I am struggling to figure out how to do a nested GROUP BY in Gremlin.
My graph is like this (vertices in [...]):
[survey]<-- forSurvey--[ce]--collectedFrom-->[ce sample]--currentResponseState-->[responseState]
- 1 survey has many CEs.
- 1 CE has many CE samples.
- Each CE sample has a current response state.
- There are 3 possible states (not started, in progress, completed).
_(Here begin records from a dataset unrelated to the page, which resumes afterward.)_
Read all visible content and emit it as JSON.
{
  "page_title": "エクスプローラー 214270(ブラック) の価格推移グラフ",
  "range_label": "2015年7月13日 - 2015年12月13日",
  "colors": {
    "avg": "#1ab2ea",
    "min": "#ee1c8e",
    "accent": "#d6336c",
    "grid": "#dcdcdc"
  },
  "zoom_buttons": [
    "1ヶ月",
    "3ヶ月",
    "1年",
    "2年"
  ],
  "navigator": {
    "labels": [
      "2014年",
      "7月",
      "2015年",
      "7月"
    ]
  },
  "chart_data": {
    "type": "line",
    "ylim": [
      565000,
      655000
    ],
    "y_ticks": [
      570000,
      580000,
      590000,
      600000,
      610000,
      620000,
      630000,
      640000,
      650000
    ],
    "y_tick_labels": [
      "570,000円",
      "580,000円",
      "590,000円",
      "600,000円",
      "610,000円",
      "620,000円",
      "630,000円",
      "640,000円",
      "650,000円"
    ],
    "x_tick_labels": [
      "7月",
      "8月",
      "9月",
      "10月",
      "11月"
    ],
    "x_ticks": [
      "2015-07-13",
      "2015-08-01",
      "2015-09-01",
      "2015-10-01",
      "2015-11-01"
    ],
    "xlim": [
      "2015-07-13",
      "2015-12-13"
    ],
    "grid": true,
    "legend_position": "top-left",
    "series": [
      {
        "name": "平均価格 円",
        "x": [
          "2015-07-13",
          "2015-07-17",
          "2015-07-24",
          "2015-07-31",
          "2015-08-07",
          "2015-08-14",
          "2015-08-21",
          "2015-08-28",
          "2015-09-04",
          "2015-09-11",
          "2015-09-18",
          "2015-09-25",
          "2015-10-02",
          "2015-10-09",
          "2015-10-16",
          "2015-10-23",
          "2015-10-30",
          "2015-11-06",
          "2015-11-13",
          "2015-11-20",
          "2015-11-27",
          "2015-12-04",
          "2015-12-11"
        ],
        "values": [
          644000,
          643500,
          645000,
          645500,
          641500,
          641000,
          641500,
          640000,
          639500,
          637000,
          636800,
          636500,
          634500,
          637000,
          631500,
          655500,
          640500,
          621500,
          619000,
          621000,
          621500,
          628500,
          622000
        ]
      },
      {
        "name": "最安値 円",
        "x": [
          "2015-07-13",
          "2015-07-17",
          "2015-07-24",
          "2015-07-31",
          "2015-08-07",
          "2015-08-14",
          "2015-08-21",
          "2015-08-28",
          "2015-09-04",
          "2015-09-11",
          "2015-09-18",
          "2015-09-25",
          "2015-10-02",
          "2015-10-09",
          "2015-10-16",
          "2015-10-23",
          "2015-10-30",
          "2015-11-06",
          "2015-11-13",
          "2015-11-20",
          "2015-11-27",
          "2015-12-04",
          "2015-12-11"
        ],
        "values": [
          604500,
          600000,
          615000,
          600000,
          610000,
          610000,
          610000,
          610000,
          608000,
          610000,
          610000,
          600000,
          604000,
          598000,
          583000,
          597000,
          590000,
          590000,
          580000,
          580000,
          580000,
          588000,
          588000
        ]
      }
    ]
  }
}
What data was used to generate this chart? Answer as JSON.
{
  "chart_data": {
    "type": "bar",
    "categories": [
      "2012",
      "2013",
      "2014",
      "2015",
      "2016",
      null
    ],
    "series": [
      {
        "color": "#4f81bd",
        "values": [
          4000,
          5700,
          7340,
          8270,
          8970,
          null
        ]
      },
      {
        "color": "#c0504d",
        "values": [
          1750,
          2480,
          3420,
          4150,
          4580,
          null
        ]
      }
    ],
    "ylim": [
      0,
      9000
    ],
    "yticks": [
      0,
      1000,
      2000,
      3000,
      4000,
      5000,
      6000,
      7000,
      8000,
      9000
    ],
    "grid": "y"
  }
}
I want to count the CE samples by CE and response state. For example:
CE=CE01, State=not started, count=45.
CE=CE01, State=in progress, count=34.
CE=CE01, State=completed, count=25.
CE=CE02, State=not started, count=60.
CE=CE02, State=in progress, count=33.
CE=CE02, State=completed, count=72.
CE=CE03, State=not started, count=44. etc
I can get the group counts using the following query, which displays the correct counts for each status (in a separate column for each state) with a separate row for each CE, but it doesn't show the CE name:
g.V().hasLabel("survey").has("surveyId","LFS")
.in("forSurvey").as("ce")
.local(out("collectedFrom")
.out("currentResponseState")
.groupCount().by("code")).as("counts")
.select("counts")
But I cannot figure out how get Gremlin to return the CE name together with the counts. If I include the "ce" in the "select()" projection to get the name of the CE vertex, I get no results at all.
This would be trivial in SQL, where I would just GROUP BY the relevant columns, but Gremlin is a different world.
Any tips on how to do this with DSE Graph 5.0 Gremlin would be greatly appreciated.